Perhaps the most fundamental question of all is, why do we wish to "improve" ourselves in the first place? The primary benefit listed for many available techniques is to be successful — personally, financially, mentally, socially, spiritually, and physically. While we generally accept this as a normal, even commendable motive, it reflects an egocentered attitude, not a universalizing one. Rather than directing us toward the spiritual center of our being, this tends to focus our conscious energies on our personality and thus harden the ego's grip upon us. Mahayana Buddhism brings out very clearly the danger of this type of spiritual selfishness. While great spiritual advancement and psychic and spiritual faculties can be attained by the person who seeks self-improvement for his personal success or to escape the pain of human existence, this is basically a "self"-centered path, and therefore limited. In this approach to growth there is always the danger of becoming destructively selfish and retrograding in human development, to the detriment of others as well as ourself. The person whose growth results from an all-encompassing love and a desire to be of greater service to all around him, even when it means the delay or denial of his own personal progress, has set his goal on a universal state beyond personal limitation. With our focus on results, appearances, and the concrete, we are apt to dismiss motive as a metaphysical factor and so as inconsequential. Yet in reality motive is the pivotal factor in human development, indicating the direction in which we travel and the type of being we wish ultimately to become — and what we wish for, we do in time become.

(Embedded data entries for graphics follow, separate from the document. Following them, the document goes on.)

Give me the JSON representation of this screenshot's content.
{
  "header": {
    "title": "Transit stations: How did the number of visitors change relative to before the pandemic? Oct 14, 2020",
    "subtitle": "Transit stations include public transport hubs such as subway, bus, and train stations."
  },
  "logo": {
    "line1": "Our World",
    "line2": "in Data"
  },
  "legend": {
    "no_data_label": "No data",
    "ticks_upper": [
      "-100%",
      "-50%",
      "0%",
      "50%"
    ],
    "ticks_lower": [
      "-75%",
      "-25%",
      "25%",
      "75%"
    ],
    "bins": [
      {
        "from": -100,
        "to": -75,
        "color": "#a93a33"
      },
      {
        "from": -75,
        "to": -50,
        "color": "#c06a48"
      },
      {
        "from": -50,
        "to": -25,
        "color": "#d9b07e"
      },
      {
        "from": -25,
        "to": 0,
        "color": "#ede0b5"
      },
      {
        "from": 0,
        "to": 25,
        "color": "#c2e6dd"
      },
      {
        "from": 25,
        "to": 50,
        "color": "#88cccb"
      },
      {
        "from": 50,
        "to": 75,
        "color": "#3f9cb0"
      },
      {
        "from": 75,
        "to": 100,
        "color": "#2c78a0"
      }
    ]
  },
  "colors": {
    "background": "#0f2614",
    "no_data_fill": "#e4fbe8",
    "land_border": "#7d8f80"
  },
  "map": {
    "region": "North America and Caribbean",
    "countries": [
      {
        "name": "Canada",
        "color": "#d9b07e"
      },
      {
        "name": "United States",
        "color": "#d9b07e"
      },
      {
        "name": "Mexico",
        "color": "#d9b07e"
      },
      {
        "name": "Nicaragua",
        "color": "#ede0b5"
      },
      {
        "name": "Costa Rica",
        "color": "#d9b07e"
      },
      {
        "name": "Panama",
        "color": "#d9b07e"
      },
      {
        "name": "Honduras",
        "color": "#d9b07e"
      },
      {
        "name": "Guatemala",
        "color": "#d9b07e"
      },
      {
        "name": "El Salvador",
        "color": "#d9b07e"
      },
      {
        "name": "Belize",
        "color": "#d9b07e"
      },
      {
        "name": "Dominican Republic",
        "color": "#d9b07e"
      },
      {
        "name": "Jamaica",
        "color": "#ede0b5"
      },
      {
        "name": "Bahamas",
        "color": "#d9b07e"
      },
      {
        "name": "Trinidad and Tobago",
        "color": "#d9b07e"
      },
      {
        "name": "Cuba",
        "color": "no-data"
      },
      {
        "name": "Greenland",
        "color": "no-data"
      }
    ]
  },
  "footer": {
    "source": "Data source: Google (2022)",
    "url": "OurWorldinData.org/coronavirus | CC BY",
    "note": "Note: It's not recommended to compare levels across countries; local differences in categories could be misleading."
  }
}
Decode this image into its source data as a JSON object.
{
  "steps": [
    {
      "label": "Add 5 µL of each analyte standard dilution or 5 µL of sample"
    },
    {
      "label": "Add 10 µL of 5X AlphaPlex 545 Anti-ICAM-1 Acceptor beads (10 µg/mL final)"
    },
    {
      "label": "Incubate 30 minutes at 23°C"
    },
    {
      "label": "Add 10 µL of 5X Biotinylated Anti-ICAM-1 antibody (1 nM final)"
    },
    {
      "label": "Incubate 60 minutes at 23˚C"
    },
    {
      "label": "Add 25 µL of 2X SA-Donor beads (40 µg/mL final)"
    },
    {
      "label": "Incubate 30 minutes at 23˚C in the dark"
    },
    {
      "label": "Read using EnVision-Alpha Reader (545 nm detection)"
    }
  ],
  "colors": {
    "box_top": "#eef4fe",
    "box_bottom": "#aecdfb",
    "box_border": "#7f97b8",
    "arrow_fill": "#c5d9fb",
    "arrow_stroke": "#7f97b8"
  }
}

How then can we evaluate the real worth of various development programs? No one can decide what is appropriate for someone else, and it is vital for each person to exercise his powers of discrimination and judgment. Two key elements to consider, however, are selflessness and universality. Insofar as a technique appeals to our desire to get something for ourselves, to be successful, to get something for nothing, by so much is it appealing to the selfish, limited side of us and consolidating our ego rather than dissolving its hold on our awareness. This does not mean that improved methods of learning will not be found as understanding of human consciousness increases — though even here only the experiences built into our deeper self will stay with us as permanent additions to our character, while superficial mental, emotional, and physical habits will dissipate with our physical and psychological bodies after death. But we need to go beyond concentration on results to an evaluation based on motives, attitudes, and the natural functioning of spiritual forces within us. What is really important in human life? In the Bhagavad-Gita Krishna advises us to seek wisdom "by doing service, by strong search, by questions, and by humility," stressing action without personal attachment to results. There are no shortcuts to inner growth, and it is an active process, not merely a receptive one. Centering our awareness on divinity and approaching actions from the standpoint of the Supreme rather than of our personality is the timeless path to spiritual growth. By cultivating a detached, less self-concerned attitude and focusing on service to others, we will find that without need for behavioral practices in our spiritual life, we possess the qualities we need and can deal effectively with our problems and imperfections.